Jules César (Georg Friedrich Haendel - King's Theatre Haymarket de Londres, le 20 février 1724)
Représentations du 20 et 30 janvier 2024
Palais Garnier

Giulio Cesare Gaëlle Arquez
Tolomeo Iestyn Davies
Cornelia Wiebke Lehmkuhl
Sesto Emily d'Angelo
Cleopatra Lisette Oropesa
Achilla Luca Pisaroni
Nireno Rémy Bres
Curio Adrien Mathonat

Direction Musicale Harry Bicket
Mise en scène Laurent Pelly (2011)

A l’occasion des 300 ans de la création de l’ouvrage le 20 février 1724 au King’s Theatre de Londres, l’Opéra national de Paris reprend la production de ‘Giulio Cesare’ montée par Laurent Pelly en 2011, et en confie l’interprétation à son propre orchestre, une première depuis 1997 (‘Giulio Cesare’ sous la direction d’Ivor Bolton), les œuvres baroques étant habituellement confiées à des spécialistes tels 'Les Arts Florissants', 'Les Musiciens du Louvre' ou bien 'Le Concert d’Astrée'.

Gaëlle Arquez (Giulio Cesare)

Gaëlle Arquez (Giulio Cesare)

Cette ouverture du répertoire s’inscrit ainsi dans la même logique observée avec Gluck dont les deux dernières reprises d’’Iphigénie en Tauride’ (2016 et 2021) ont aussi été assurées par l’Orchestre de l’Opéra de Paris.

Harry Bicket a donc accepté de délaisser pour un temps ‘The English Concert’, et il entraîne les musiciens de la maison dans une lecture juvénile qui soigne la rondeur et la douceur du son. La pâte sonore est constamment fluide et brillamment polie, et le chef d’orchestre britannique s’assure de l’excellente continuité entre la vivacité instrumentale et l’expressivité vocale des chanteurs.

Lisette Oropesa (Cleopatra)

Lisette Oropesa (Cleopatra)

Dans cette mise en scène, la cohérence dramatique est délaissée au profit d’une vision qui consiste à faire revivre, dans l’entrepôt d’un musée qui pourrait être celui du Caire, les personnages de l’antiquité, tout en y mêlant la vie du personnel agissant sans les voir.

Cela permet d’introduire des scènes humoristiques, mais aussi de maintenir un regard distancié avec le passé colonialiste. La profusion de bustes et de statues, de la lionne mycénienne à l’Auguste Caesar, a aussi le pouvoir d’inspirer chez le spectateur un imaginaire qui lui permette de développer sa propre théâtralité intérieure.

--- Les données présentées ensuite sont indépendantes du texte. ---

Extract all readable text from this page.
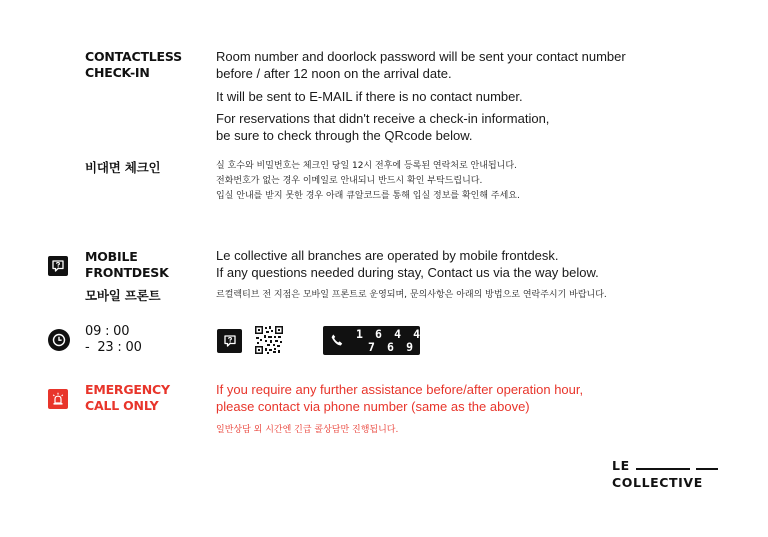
CONTACTLESS
CHECK-IN
Room number and doorlock password will be sent your contact number
before / after 12 noon on the arrival date.
It will be sent to E-MAIL if there is no contact number.
For reservations that didn't receive a check-in information,
be sure to check through the QRcode below.
비대면 체크인	실 호수와 비밀번호는 체크인 당일 12시 전후에 등록된 연락처로 안내됩니다.
전화번호가 없는 경우 이메일로 안내되니 반드시 확인 부탁드립니다.
입실 안내를 받지 못한 경우 아래 큐알코드를 통해 입실 정보를 확인해 주세요.
MOBILE
FRONTDESK
Le collective all branches are operated by mobile frontdesk.
If any questions needed during stay, Contact us via the way below.
모바일 프론트	르컬렉티브 전 지점은 모바일 프론트로 운영되며, 문의사항은 아래의 방법으로 연락주시기 바랍니다.
09 : 00
-  23 : 00
1 6 4 4 -
7 6 9 4
EMERGENCY
CALL ONLY
If you require any further assistance before/after operation hour,
please contact via phone number (same as the above)
일반상담 외 시간엔 긴급 콜상담만 진행됩니다.
LE
COLLECTIVE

Lisette Oropesa (Cleopatra)

Lisette Oropesa (Cleopatra)

A l’occasion de cette reprise, il se dégage de la part des solistes une unité d’ensemble fort plaisante à écouter, d’autant plus que la plupart des chanteurs ne sont pas des spécialistes du répertoire baroque.

Lisette Oropesa est par tempérament naturellement sensationnelle dans le rôle de Cléopâtre, très à l’aise à défier les aspects virtuoses de son personnage, mais elle fait aussi entendre une richesse de teintes vocales qui lui donne de la densité. Dans les fameux lamenti ‘Se pietà di me non senti, giusto ciel’ et ‘Piangerò la sorte mia’, elle n’hésite d’ailleurs pas à laisser filer des affects qui ajoutent subtilement de la vérité à la souffrance qu’elle exprime.

Rémy Bres (Nireno) et Lisette Oropesa (Cleopatra)

Rémy Bres (Nireno) et Lisette Oropesa (Cleopatra)

Nireno, le confident de la Reine égyptienne, est interprété par Rémy Bres, 26 ans, jeune contre-ténor avignonnais qui fait ses début à l’Opéra de Paris, et qui a déjà fréquenté l’année dernière, à Rome et à Leipzig, un autre rôle de cet ouvrage, Tolomeo.

Le timbre est chaleureux, rond et mélancolique, ce qui donne le sentiment d’une touchante candeur nimbée de séduction dans son air ‘Chi perde un momento di un dolce contento’, vif et scintillant, un air ajouté par Haendel peu après la création et réintroduit à l’occasion de cette production.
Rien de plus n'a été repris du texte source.